Fratellanza

Una delle cose che più mi piace osservare tra i miei figli è quel personale e segreto rapporto che hanno tra loro, sia singolarmente che in gruppo. Mi diverto molto a vedere come evolvono le dinamiche in base ad età, periodi , interessi. In tutto questo faccio il più possibile da spettatrice perché non c’è intervento peggiore di quello di chi si intromette in rapporti altrui, specie tra fratelli; e soprattutto fuori dalla logica dei bambini. Si perché i bimbi hanno una giusta e sana logica , ed anche un bel senso innato di giustizia solo che spesso interveniamo noi adulti ad infastidire la dinamica. Vi faccio un esempio ; ci sono più grissini da dividere, spesso  da noi tutti in accordo, i tre più grandi li suddividono in base alle età “al più grande di più perché è più grande! “. Nessun adulto dividerebbe cosi le cose, la maggior parte farebbe parti uguali.

Ho mille esempi simili e da quando ho scoperto queste buffe e nascoste dinamiche cerco di stare sempre più zitta e di non intervenire mai. Giusto se mi chiedono aiuto come spesso accade durante liti e scaramucce, ma anche in quel caso mi rifiuto di fare da giustiziere (spesso mi chiedono di intervenire in scene a cui neanche assisto!) e rimando a loro l’invito a trovare una soluzione, un accordo che accontenti tutti.

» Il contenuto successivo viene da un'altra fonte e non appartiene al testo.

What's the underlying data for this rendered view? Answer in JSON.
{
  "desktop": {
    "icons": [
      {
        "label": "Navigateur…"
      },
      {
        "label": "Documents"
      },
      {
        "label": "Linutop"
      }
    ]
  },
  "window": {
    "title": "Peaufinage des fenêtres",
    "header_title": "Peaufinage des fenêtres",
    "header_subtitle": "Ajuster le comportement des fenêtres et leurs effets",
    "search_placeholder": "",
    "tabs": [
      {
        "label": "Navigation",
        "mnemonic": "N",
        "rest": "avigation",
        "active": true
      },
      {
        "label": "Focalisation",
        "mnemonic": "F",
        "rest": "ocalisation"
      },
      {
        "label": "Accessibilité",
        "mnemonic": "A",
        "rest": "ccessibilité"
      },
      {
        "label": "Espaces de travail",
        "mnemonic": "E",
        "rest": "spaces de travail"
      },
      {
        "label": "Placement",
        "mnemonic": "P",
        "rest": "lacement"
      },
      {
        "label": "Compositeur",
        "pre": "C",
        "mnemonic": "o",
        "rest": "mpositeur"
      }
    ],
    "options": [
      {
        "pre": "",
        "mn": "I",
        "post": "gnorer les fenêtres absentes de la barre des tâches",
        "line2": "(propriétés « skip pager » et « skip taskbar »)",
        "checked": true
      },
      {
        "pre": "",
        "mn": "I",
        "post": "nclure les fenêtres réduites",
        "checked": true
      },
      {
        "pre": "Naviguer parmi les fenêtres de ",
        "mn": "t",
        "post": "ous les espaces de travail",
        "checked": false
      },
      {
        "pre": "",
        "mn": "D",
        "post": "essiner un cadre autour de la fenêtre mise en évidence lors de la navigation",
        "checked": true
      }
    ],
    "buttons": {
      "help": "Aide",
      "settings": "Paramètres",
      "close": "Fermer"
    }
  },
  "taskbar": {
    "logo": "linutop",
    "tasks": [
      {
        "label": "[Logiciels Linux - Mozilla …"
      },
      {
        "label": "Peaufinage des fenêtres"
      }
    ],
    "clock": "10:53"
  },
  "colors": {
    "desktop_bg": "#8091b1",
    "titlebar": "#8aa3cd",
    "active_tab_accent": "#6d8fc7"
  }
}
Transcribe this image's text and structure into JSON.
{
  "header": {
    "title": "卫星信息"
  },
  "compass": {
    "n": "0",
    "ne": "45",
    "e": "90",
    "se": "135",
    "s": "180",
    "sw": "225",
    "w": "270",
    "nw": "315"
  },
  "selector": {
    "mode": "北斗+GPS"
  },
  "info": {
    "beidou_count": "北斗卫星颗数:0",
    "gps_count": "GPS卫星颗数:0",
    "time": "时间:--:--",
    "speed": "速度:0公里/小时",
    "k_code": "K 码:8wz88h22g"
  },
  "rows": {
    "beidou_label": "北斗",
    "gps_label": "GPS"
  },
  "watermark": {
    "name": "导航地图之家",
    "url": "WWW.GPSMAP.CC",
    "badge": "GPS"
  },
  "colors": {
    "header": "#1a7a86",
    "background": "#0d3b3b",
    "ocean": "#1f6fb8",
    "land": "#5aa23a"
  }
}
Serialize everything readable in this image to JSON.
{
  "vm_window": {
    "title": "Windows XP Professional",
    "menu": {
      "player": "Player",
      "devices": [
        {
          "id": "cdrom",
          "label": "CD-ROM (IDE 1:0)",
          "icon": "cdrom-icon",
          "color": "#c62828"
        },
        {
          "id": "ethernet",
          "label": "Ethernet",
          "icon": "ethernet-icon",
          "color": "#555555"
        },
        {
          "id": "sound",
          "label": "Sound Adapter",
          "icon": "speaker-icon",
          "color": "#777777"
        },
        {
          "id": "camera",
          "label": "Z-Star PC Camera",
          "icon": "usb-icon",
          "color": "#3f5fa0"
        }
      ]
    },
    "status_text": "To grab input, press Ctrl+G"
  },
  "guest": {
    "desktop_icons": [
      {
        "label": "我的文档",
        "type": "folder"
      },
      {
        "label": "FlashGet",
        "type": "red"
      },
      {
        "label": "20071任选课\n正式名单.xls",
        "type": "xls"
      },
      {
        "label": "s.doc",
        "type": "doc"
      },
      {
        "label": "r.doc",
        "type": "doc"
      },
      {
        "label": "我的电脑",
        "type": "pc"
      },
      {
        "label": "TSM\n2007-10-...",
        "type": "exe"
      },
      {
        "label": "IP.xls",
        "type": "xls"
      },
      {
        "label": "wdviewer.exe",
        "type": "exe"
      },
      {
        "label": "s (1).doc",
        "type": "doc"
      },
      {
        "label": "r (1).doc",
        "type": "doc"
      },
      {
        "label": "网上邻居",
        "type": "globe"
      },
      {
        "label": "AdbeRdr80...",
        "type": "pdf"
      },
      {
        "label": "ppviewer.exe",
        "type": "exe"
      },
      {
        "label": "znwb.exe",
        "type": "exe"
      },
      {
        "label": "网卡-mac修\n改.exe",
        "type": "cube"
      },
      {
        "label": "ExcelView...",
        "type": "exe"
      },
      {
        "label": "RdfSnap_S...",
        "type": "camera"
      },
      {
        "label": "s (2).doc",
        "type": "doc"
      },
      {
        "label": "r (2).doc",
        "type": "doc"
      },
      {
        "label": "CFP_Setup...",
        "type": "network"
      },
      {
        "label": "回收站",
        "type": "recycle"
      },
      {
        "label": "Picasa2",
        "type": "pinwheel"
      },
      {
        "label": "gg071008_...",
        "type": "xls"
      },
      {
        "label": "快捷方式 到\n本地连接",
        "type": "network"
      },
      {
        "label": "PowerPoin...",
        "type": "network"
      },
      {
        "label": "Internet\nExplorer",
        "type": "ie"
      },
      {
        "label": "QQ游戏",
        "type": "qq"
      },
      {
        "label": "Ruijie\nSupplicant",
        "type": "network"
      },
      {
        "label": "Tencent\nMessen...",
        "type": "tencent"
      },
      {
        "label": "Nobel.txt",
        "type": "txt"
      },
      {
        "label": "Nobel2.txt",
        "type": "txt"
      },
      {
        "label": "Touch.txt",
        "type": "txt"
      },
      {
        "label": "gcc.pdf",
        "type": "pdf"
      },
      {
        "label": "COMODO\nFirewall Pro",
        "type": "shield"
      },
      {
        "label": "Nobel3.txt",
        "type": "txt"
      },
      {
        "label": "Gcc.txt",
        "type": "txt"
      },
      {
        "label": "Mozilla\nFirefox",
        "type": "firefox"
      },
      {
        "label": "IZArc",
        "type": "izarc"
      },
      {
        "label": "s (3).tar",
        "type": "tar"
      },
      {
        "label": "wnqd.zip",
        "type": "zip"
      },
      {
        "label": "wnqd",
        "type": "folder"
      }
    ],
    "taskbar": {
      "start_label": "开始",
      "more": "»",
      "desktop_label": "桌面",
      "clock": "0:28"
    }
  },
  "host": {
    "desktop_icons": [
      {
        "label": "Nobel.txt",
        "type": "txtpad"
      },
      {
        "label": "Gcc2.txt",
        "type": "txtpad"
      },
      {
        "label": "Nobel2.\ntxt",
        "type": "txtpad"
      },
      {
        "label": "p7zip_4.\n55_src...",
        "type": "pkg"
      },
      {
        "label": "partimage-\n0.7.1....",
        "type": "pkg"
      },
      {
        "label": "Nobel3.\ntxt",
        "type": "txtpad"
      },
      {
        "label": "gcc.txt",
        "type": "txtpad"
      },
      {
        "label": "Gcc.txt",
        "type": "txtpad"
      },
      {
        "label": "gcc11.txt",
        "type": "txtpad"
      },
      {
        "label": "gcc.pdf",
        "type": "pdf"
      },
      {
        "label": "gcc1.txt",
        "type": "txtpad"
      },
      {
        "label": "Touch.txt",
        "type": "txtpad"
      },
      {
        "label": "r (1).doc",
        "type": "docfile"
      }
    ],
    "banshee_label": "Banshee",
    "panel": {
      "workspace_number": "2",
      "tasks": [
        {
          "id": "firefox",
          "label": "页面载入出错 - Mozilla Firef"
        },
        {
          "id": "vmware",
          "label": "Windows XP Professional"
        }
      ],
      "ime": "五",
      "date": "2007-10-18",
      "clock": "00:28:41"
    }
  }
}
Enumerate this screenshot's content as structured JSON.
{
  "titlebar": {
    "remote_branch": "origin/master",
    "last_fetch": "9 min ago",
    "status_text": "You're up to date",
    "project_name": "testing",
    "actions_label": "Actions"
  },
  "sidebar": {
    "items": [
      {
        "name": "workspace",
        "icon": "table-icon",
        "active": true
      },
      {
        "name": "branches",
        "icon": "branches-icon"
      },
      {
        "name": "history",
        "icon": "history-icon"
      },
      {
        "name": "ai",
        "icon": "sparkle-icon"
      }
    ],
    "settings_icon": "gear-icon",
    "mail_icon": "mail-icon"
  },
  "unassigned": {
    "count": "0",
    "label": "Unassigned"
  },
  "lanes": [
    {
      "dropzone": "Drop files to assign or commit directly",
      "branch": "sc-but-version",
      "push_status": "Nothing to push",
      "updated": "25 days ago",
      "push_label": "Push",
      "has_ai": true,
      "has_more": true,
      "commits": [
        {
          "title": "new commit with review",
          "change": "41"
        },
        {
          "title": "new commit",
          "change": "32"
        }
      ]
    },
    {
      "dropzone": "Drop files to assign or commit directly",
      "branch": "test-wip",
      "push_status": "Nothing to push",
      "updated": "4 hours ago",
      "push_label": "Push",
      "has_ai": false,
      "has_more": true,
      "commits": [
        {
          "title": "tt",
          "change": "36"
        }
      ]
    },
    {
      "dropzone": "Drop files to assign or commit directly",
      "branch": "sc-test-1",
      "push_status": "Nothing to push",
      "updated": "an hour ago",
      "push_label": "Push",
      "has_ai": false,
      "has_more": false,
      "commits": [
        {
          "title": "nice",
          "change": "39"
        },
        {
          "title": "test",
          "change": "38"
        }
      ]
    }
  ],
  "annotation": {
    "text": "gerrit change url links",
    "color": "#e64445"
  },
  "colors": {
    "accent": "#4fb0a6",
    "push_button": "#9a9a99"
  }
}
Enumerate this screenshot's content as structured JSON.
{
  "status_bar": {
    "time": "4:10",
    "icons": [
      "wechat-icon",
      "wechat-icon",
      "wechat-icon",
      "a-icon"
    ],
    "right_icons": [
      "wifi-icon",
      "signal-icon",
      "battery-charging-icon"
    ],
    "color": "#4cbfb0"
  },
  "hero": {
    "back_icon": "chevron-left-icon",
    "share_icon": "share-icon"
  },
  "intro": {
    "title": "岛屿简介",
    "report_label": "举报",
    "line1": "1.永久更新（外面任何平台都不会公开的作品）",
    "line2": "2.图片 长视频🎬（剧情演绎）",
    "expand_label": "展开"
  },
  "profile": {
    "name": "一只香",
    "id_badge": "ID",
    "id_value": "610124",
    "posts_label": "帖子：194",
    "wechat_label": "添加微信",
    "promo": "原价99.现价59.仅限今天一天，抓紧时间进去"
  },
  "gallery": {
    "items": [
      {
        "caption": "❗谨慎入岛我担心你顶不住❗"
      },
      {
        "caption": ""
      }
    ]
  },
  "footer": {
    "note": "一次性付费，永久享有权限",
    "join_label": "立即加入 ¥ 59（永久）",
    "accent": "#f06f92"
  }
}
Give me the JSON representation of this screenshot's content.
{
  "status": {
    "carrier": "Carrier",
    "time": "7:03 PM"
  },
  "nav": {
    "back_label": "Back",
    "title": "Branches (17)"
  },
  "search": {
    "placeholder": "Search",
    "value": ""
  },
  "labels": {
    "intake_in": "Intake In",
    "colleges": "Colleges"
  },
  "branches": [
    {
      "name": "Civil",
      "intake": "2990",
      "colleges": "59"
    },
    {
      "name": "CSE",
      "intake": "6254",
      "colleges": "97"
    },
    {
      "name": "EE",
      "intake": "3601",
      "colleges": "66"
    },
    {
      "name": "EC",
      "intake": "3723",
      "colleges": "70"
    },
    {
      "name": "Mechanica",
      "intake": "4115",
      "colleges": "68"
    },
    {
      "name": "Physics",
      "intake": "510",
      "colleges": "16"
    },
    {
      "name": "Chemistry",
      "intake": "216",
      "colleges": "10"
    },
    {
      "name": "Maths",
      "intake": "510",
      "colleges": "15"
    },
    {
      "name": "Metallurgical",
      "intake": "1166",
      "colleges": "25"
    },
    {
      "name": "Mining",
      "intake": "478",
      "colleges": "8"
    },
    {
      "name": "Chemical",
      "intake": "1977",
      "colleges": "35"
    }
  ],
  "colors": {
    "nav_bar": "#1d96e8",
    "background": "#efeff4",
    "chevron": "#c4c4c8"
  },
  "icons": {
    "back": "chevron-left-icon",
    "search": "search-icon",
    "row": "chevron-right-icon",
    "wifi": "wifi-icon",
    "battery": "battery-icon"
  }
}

Vi assicuro che a volte stare zitti è difficile eppure necessario, soprattutto quando l’ingiustizia sembra tale solo per noi. Così facendo abbiamo visto crescere e formarsi dei bellissimi rapporti di fratellanza, che crescono cambiano così come ognuno di noi. Nella libertà di gestire questi rapporti con la possibilità di tanto tempo per conoscersi ed ascoltarsi cresce tantissimo la capacità di aiutarsi e rispettarsi nelle individuali capacità e caratteristiche. Non ci sono solo giornate facili e a volte è un giorno bello per me ma non facile per mia sorella. Quanta pazienza che serve per imparare a stare insieme! Eppure è una tra le più importanti scuole di vita.

Nessuna scuola, centro estivo, corso o progetto educativo potrà mai offrire tanto a livello sociale, umano, emotivo come i rapporti familiari. Più fratelli si hanno più persone ci vorranno bene. Il tanto tempo libero dell’educazione parentale regala questi momenti speciali, in questi anni tanto importanti. Poi più avanti le amicizie salde, complici e libere completeranno tutto il resto della socialità “intima” di cui necessitiamo tutti. I fratelli sono la base di questo bellissimo processo.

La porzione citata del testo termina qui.